See The Latcham Gallery website
From the gallery website:
This past spring the Latcham Gallery offered an open call to artists across Ontario, looking for artwork that engages with the themes of activism and advocacy. We wanted to offer a space for artists whose work challenges the status quo, speaking to issues that impact their own lives and the lives of those around them. The resulting exhibition entitled, Performing Action: Portraits of Protest, connects the works of Joyce Crago, Christina Margaretha, Cheryl Pagurek and Lorraine Parow who each offer their own perspective on what it looks like to take action and make oneself visible. The works are primarily lens-based, still and moving images that play with the constructs of their chosen medium. The exhibition title responds to the performative aspect that runs through these respective works, where the act of protest is paramount.

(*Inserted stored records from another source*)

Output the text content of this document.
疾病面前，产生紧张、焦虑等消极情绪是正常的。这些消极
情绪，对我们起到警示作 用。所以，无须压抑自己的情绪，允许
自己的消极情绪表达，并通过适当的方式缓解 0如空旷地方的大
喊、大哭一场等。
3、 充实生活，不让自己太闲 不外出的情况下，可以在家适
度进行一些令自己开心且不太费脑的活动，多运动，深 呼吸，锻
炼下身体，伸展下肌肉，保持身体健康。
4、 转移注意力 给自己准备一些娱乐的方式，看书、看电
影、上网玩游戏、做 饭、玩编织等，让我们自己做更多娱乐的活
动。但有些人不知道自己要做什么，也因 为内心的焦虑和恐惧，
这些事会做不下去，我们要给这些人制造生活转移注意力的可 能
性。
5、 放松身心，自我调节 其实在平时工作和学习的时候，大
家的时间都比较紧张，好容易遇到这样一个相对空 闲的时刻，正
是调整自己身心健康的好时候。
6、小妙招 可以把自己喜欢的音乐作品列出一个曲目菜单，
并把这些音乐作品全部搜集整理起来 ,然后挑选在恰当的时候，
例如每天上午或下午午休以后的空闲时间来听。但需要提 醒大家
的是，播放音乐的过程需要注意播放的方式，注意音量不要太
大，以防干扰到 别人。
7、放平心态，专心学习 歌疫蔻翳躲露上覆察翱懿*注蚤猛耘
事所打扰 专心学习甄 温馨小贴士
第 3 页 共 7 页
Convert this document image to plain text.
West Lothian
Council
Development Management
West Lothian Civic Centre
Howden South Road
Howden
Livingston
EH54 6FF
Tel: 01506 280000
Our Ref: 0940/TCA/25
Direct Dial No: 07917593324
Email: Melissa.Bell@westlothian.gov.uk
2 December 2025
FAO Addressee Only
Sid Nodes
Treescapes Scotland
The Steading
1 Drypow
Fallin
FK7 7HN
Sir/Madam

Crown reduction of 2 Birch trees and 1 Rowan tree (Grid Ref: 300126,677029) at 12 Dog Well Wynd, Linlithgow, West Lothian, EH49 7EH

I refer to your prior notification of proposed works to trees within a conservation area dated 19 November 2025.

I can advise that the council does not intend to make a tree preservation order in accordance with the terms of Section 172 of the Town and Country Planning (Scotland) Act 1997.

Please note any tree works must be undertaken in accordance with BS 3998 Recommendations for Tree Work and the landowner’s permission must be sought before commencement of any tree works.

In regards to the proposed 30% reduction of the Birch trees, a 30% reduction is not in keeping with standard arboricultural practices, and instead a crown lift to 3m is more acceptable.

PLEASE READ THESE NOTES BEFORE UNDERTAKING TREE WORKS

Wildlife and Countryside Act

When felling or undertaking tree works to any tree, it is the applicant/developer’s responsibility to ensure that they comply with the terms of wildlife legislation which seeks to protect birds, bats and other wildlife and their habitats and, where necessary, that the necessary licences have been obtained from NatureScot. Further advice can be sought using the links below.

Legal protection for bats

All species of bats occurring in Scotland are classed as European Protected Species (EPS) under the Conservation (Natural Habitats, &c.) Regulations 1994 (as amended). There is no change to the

Joyce Crago’s abstract assemblages of objects left behind from sites of protest are arranged and presented to ask questions and tell stories about an experience and the people involved. Christina Margaretha’s self-portraiture in the context of the nature, explore womanhood and the reclamation of the Devine feminine. Cheryl Pagurek’s video work carefully stitches together contemporary global news footage, projected into a porcelain tea cup, looking at the expressions of protest around the world through an intimate, delicate vessel. We can see the shared body language of protest, the power of gathered bodies, but the fine china also reminds us of the fragile, breakable human element. Lorraine Parow’s mosaic of 23 small documentary photos presented in the shape of the Venus symbol captures the result of a participatory event at a women’s festival that seeks to use positive messaging to empower and inspire. The sculptural element of the assembled photos plays with signs and symbols, inviting the viewer in, to work through the messages and ideas of hope and change.
The performance involved with making oneself visible is an element that connects these unique and compelling works and the notion of taking action and challenging existing systems of power couldn’t be more timely.